Dispositivos de vigilância deixados nos últimos dois anos serviam para espiar para o governo de Benjamin Netaniahu – que foi sancionado pelo Facebook por discurso de ódio.

13 Set 2019 / 09:11 H.

Uma investigação agora tornada conhecido afirma que é provável que Israel tenha disseminado aparelhos de espionagem (audição de telemóveis) perto da Casa Branca e de outros locais sensíveis da capital dos Estados Unidos nos últimos dois anos.

Os dispositivos de vigilância em miniatura imitam torres de telecomunicações e o governo dos Estados Unidos concluiu que os agentes israelitas provavelmente colocaram-nos para espiar Donald Trump e o seu gabinete, informou o site de notícias Político.

O gabinete do primeiro-ministro israelita, Benjamin Netanyahu, rejeitou as acusações como uma “mentira flagrante”, dizendo que o país tinha um compromisso de longa data “de não se envolver em nenhuma operação de inteligência nos Estados Unidos”.

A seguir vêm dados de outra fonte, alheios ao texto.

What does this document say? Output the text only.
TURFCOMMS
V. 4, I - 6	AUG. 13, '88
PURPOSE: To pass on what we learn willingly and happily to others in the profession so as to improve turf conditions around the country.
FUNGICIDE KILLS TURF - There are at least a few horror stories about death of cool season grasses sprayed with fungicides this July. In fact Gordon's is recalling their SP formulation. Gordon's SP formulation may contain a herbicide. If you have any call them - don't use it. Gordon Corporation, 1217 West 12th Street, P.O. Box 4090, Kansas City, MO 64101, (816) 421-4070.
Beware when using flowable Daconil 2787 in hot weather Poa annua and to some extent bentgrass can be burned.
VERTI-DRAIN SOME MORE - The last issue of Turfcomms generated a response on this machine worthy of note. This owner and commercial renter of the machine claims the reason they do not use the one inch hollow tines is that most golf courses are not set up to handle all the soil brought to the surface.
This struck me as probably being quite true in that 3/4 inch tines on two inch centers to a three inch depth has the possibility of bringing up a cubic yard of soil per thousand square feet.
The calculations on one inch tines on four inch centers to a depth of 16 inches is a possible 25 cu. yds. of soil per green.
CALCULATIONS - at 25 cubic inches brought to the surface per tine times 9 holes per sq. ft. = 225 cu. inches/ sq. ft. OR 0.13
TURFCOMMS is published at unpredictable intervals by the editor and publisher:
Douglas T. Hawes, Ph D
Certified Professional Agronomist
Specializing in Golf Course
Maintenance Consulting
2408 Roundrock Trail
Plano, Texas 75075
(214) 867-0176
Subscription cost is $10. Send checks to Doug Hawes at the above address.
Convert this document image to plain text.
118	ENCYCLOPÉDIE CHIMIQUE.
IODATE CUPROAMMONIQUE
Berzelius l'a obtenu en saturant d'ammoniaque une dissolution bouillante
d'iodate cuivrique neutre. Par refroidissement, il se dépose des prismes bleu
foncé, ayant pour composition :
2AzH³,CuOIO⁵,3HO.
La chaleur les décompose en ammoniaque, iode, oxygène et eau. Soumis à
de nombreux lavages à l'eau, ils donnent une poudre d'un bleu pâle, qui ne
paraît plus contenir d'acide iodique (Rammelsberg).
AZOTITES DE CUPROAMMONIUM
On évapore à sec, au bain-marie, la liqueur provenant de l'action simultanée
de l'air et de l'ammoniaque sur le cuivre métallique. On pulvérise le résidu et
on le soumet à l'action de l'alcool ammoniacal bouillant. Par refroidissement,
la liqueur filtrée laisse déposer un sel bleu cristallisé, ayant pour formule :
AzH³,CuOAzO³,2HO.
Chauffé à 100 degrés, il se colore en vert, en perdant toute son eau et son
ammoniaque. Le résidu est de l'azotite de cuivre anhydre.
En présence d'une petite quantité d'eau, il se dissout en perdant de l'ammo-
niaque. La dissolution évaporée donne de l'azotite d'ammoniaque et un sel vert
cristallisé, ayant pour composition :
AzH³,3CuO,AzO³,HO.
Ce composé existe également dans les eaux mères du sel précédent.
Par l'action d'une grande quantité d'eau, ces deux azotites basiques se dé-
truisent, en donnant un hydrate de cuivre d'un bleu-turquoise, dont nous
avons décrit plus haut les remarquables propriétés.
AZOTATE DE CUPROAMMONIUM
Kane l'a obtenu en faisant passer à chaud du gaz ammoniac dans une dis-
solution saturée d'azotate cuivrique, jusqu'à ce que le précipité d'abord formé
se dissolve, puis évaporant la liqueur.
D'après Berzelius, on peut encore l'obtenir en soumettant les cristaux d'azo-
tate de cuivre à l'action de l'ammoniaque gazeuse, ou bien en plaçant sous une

O relatório ouve três ex-oficiais de inteligência e segurança nacional norte-americanos, nenhum dos quais foi identificado, e um deles disse que o governo Trump – o mais pró-Israel na história recente – não repreendeu o seu aliado. “A reação... foi muito diferente do que teria sido no último governo [de Obama]”, disse.

O porta-voz da embaixada israelita em Washington, Elad Strohmayer, negou também as acusações dizendo que “essas alegações são um absurdo absoluto. Israel não realiza operações de espionagem nos Estados Unidos, ponto final”. A Casa Branca, o Departamento de Segurança Interna, o FBI e os Serviços Secretos não comentaram, disse Político.

Netanyahu esteve hoje em Sochi feira para conversar com o presidente da Rússia, Vladimir Putin, o que foi interpretado em Israel como uma tentativa de última hora de conquistar os eleitores israelitas de língua russa .

Hoje mesmo, o Facebook afirmou ter imposto sanções à página de Netanyahu por causa de uma violação da política de discurso de ódio da empresa. A página de Netanyahu pedia aos eleitores que impedissem o estabelecimento de um governo composto por “árabes que querem destruir todos nós – mulheres, crianças e homens”, causando tumulto nos políticos da oposição. Netanyahu negou ter escrito o post e culpou um funcionário.